Слушая Сергея, профессор невольно вспоминал недавнюю встречу с ним, когда он, Олишев, кажется, был не совсем прав в своих суждениях о современной литературе. Вся эта история с Вершильским и его нашими, домашними приспешниками очень уж напоминала ему далекие похождения его же родного брата Виктора Олишева.

Вначале, казалось бы, чисто словесные, юношеские забавы и упражнения в клубе одного из бесчисленных литературных течений. Перед самой же революцией двадцатилетний подпоручик Финляндского полка Виктор Олишев издал карманную книжицу «Кресты», полную ненависти к человеку.
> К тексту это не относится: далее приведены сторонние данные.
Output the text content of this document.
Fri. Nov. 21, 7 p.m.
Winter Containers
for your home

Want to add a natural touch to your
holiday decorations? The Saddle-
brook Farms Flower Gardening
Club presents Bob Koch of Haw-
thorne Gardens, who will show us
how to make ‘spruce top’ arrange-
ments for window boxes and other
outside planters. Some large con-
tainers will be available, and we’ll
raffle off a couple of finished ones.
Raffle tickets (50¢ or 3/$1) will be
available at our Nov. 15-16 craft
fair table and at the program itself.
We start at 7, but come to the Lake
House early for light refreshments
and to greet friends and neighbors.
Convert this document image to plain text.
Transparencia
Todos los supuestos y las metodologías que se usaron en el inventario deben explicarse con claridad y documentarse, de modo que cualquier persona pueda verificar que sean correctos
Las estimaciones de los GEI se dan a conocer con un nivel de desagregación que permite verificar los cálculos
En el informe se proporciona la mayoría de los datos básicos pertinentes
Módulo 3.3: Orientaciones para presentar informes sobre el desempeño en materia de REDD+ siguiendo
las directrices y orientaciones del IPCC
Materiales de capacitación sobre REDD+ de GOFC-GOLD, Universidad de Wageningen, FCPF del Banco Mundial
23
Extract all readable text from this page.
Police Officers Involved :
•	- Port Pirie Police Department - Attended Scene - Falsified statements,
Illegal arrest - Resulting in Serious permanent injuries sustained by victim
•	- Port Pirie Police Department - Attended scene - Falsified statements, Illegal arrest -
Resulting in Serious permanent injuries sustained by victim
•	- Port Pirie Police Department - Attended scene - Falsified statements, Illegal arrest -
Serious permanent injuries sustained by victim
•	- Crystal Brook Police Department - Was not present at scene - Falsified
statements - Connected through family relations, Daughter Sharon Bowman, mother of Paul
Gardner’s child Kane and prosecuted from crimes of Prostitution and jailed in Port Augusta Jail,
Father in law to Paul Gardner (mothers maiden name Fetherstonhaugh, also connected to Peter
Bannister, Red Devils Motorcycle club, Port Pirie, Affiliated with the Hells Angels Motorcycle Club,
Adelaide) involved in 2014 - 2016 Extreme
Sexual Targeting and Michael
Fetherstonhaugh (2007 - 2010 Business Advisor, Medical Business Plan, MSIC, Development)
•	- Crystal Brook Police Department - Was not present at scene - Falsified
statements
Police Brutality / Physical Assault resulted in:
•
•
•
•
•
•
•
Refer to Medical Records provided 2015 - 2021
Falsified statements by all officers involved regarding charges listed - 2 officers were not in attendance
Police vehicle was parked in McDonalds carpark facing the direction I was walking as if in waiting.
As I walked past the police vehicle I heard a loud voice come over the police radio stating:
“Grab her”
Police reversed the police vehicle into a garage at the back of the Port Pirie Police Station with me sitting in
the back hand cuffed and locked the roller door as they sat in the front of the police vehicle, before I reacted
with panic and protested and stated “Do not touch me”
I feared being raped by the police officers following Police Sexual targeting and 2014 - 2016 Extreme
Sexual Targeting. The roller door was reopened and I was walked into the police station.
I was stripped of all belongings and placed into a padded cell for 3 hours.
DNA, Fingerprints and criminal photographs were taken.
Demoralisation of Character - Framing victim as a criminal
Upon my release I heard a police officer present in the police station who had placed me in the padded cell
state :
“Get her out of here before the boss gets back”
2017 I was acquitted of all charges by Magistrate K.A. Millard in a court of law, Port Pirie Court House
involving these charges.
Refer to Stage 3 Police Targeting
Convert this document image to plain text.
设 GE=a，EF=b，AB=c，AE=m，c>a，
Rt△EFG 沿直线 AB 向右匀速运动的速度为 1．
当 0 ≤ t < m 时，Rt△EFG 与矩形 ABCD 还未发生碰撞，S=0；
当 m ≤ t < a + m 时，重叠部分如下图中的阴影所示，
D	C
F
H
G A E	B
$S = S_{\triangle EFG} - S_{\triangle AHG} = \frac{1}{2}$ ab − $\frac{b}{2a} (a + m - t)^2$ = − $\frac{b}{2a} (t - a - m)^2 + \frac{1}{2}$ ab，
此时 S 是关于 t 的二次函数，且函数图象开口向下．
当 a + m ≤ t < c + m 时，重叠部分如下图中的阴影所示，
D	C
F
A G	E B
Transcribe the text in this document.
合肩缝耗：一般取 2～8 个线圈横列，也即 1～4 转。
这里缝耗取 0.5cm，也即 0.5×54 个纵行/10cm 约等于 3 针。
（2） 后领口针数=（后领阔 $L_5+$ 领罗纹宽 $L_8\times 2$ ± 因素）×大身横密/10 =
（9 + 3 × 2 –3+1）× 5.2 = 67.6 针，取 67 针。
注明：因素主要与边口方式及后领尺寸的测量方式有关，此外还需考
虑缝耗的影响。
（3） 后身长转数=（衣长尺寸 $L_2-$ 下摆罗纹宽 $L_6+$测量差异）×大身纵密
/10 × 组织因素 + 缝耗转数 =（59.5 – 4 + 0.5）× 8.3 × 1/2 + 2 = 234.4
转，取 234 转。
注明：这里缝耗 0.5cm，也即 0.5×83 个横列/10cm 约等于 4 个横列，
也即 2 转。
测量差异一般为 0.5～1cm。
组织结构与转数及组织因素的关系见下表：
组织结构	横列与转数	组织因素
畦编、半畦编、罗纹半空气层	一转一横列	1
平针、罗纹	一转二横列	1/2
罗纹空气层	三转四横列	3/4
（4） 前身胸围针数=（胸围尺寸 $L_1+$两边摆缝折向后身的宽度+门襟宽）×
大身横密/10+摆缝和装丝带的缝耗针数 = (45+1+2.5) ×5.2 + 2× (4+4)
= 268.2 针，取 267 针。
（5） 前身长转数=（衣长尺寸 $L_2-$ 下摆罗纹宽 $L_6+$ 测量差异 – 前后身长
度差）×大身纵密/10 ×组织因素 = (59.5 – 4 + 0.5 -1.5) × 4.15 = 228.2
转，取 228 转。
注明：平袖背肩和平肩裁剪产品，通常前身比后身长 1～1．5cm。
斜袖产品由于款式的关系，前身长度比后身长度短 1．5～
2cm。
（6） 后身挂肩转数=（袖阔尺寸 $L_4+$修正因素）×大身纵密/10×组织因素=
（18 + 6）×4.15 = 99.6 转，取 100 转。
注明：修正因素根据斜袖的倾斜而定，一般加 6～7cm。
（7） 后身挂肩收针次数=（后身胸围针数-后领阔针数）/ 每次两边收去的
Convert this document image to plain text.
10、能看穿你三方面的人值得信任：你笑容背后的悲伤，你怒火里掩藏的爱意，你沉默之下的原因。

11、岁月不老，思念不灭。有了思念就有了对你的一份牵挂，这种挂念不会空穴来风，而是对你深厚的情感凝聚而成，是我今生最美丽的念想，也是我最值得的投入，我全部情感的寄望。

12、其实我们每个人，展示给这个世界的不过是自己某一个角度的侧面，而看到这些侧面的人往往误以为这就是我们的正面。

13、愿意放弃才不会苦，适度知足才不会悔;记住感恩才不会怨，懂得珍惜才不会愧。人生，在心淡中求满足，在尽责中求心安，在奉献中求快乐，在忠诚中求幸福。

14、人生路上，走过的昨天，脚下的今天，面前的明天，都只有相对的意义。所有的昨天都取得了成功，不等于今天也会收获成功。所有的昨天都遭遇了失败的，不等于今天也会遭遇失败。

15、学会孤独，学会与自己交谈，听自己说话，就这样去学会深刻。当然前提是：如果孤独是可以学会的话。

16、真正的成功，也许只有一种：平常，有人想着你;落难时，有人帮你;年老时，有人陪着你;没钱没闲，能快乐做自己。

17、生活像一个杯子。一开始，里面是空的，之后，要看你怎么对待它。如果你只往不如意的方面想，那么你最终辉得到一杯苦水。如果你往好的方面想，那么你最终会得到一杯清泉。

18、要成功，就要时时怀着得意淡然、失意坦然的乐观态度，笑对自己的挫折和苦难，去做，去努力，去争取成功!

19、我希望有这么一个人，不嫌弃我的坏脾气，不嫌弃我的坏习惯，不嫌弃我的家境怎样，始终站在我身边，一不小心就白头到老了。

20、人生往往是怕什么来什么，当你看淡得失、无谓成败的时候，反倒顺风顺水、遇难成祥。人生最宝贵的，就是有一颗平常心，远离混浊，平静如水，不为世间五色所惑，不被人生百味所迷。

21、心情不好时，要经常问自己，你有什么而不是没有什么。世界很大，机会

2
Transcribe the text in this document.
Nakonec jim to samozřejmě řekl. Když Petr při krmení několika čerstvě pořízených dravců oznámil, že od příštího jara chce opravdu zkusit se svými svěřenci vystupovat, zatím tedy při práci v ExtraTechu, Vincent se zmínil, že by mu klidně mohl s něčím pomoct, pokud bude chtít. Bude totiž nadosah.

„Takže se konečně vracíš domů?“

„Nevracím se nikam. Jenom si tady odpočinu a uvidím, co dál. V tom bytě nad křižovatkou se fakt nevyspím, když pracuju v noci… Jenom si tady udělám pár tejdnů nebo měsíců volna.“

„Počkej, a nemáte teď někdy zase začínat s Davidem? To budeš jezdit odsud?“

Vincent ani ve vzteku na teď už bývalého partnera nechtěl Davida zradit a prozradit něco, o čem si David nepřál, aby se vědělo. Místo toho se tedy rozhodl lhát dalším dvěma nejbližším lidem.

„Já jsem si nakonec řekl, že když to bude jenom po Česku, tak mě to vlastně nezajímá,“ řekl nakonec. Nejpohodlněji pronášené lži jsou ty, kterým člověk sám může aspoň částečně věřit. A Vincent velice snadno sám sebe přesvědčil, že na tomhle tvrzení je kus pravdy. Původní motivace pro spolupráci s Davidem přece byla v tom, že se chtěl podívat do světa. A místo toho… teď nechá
Некоторые строки до сих пор не изгладились в памяти. Вся книжка проникнута философией, которая сводится к тому, что сильный берет, а не просит. Это философия и привела позже Виктора в стаи белогвардейцев, и, наконец… Да, да, начиналось все кабаком поэтическим, а кончилось кабаками коричневых рубашек. Иначе, наверно, и не могло быть…

И как все же прав Сергей в своей непримиримости к людям с такой коростой в мыслях!.. Любопытно, что бы он делал на его, Олишева, месте осенью сорок первого года, когда в прифронтовой Москве появился вдруг брат Виктор? Вряд ли Сергей смалодушничал бы. Потому что он видит в себе прежде всего бойца, а затем уже интеллигента. Этим нынешнее поколение и отличается от таких вот историчных, как он, профессор Олишев, интеллигентов. Именно историчных. Уходящих от политических баррикад и заодно со сцены. А жизнь одна, ее не начнешь сначала.

Они простились поздно, только после того, как Олишев рассказал Сергею о своей последней встрече с братом.